According to the literature, it has been confirmed that there is a strong connection between adverse pregnancy outcome and maternal thyroid disorders. Some of gestational hypothyroidism-related complications are low fetal birth weight or fetal death, anemia and hypertension, preterm labor, preeclampsia, intrauterine growth restriction and stillbirth (Phoojaroenchanachai et al., 2001, Yalamanchi and Cooper, 2015). Higher level of TPOAbs have also been reported in RPL patients compared to normal women (5.4-20% versus 14-33%, respectively) (Poppe, Velkeniers, & Glinoer, 2008). Indeed, increased level of ATAs has been reported in infertile women compared to the normal fertile women, and the presence of these antibodies may increase the risk of pregnancy wastage (S. Matalon et al., 2001; Poppe et al., 2002). On the other hand, women with TPOAbs prior to pregnancy, are in 2 fold of greater risk to develop hypothyroidism when they get pregnant (Lin, Zhang, & Long, 2014).
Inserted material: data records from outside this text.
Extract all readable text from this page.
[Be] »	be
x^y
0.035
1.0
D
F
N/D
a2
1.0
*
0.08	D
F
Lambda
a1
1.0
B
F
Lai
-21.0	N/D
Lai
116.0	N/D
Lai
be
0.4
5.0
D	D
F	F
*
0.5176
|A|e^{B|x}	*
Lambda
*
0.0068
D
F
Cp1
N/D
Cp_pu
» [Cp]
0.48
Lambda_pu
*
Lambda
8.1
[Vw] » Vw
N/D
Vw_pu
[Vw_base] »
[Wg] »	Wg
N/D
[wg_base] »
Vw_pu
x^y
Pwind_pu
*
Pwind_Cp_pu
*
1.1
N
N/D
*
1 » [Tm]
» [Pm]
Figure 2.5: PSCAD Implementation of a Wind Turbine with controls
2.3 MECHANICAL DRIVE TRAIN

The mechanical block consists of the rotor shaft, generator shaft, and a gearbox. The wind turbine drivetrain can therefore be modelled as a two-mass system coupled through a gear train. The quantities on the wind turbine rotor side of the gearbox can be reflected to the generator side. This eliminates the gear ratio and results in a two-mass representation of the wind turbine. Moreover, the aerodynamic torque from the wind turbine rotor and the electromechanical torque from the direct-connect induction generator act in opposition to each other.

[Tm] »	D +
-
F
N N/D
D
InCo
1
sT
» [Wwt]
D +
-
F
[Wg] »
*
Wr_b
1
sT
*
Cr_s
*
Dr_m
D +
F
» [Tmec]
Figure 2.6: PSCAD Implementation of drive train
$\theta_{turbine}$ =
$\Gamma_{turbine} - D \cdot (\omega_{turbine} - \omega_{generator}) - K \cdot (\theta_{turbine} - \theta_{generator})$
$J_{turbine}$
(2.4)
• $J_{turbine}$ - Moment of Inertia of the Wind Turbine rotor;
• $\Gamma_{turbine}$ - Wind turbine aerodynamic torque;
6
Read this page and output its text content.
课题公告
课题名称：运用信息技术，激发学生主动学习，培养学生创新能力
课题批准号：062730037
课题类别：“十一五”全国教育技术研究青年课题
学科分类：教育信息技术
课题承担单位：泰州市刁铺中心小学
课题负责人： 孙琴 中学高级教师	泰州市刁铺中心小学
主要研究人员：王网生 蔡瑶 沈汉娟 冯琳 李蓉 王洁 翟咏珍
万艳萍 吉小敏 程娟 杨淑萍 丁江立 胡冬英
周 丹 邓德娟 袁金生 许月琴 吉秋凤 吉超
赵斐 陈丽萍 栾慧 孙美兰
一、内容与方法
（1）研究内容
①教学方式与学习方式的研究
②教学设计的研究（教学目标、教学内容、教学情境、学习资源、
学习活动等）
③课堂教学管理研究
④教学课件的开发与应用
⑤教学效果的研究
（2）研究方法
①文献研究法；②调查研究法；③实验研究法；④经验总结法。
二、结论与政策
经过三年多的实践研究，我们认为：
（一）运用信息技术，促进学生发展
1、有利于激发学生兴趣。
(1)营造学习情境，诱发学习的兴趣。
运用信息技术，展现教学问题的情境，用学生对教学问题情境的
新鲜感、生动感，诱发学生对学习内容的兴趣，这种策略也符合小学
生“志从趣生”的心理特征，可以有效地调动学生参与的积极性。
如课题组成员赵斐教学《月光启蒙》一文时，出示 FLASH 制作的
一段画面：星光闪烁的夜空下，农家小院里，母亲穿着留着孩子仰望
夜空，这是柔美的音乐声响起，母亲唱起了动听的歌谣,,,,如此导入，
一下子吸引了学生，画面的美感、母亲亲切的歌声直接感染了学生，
Similar trend has also been observed in women with high titer of TPOAbs and TgAbs in serum, who experienced abortion after in vitro fertilization (IVF)/intracytoplasmic sperm injection (ICSI) (Busnelli et al., 2016, Bussen et al., 2000). Additionally, thyroid gland in women with higher ATAs titer, does not properly response to the human chorionic gonadotropin (hCG) and the risk of premature delivery is increased in this condition. The ability of ATAs for transplacental passage is also another risk factor, which may also induce hypothyroidism in fetus (Korevaar et al., 2017). Additionally, the presence of ATAs indicates a vast underlying immune abnormality and autoimmunity, which may compromise the fetal development (Thangaratinam et al., 2011).

Thyroid dysfunction have been related to adverse fertility and pregnancy outcomes. This review aimed to explore the probable ATAs action mechanisms in hypothyroid state, and pregnancy complication pathophysiology, while special attention is paid to the generalized underlying immunologic abnormalities in AITD patients.